The program would run through SunTrust Bank. SunTrust will hold an omnibus IOTA account into which the trust funds of the testing firms will be deposited and managed using a system called Advantage.

“The law firms would be able to directly deposit IOTA trust funds into a local SunTrust bank or wire the funds directly to SunTrust and the FIS system will connect directly with The Florida Bar website. Members will be able to — using their password — request distributions using this Advantage workload tool,” Sasso said. After six months, if the program works, it will be expanded statewide.

“The lawyer would no longer have to do any trust accounting work. Once the system is set up, they would put information in when they make a deposit and put information in system when they make a withdrawal. All of the required trust accounting [paperwork] will be done automatically,” he added.
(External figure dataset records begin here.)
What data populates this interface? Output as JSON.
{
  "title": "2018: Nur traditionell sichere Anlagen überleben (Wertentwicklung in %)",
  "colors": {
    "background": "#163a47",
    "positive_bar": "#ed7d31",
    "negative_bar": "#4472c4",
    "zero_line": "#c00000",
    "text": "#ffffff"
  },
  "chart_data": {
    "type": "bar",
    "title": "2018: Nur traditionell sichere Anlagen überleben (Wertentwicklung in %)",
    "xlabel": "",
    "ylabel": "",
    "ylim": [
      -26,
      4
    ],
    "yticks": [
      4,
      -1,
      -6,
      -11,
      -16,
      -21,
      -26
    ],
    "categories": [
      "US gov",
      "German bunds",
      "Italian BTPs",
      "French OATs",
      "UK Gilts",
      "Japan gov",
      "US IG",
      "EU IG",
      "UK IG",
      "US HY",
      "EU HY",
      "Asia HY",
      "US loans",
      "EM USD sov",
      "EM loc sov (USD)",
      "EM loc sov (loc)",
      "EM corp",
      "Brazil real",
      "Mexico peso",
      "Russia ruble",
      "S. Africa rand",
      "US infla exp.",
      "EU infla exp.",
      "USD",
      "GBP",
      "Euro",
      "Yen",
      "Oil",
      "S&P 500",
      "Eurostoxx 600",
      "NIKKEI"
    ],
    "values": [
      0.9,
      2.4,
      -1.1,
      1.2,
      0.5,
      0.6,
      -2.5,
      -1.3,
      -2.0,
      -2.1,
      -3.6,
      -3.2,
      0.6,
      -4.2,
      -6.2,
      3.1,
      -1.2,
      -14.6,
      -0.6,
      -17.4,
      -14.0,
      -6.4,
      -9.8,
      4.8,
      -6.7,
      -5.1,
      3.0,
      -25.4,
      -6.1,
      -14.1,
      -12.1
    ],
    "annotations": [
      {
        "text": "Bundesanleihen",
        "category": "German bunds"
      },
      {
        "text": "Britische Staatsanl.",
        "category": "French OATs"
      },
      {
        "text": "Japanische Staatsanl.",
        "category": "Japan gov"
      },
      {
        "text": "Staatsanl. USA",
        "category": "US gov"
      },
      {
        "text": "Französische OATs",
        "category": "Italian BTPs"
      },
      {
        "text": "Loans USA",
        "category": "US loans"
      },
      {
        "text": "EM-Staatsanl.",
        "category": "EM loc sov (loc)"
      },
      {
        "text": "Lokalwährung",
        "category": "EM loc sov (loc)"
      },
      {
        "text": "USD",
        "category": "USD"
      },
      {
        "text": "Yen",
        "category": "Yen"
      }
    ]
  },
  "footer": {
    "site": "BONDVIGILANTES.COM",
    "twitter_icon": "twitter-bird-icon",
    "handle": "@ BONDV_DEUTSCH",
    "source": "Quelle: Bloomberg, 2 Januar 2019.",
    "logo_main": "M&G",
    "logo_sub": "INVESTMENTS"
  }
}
The initial implementation cost will be $25,000 —which Sasso said the Bar might pay — and then $50 annually per account for the testing firms. Once the program is proven, that annual charge would drop as the number of trust accounts in the system increased. He said once that number surpasses 5,000 accounts, the cost would be $20 per account.

“This would be voluntary; it’s not mandatory,” Sasso said. “The program would be available to any lawyer in Florida who would want to use the program.”

He emphasized the committee has just received this proposal and hasn’t had time to study it.

“This is a wonderful member benefit,” Bar President Bill Schifino said, adding it would reduce the Bar’s disciplinary workload resulting from lawyers who have unintentional, technical problems with their trust accounts.

Sasso said Bar members currently have more than 33,000 trust accounts — more than 28,000 of them IOTA accounts — in 212 financial institutions in Florida with a total of around $5.1 billion in deposits.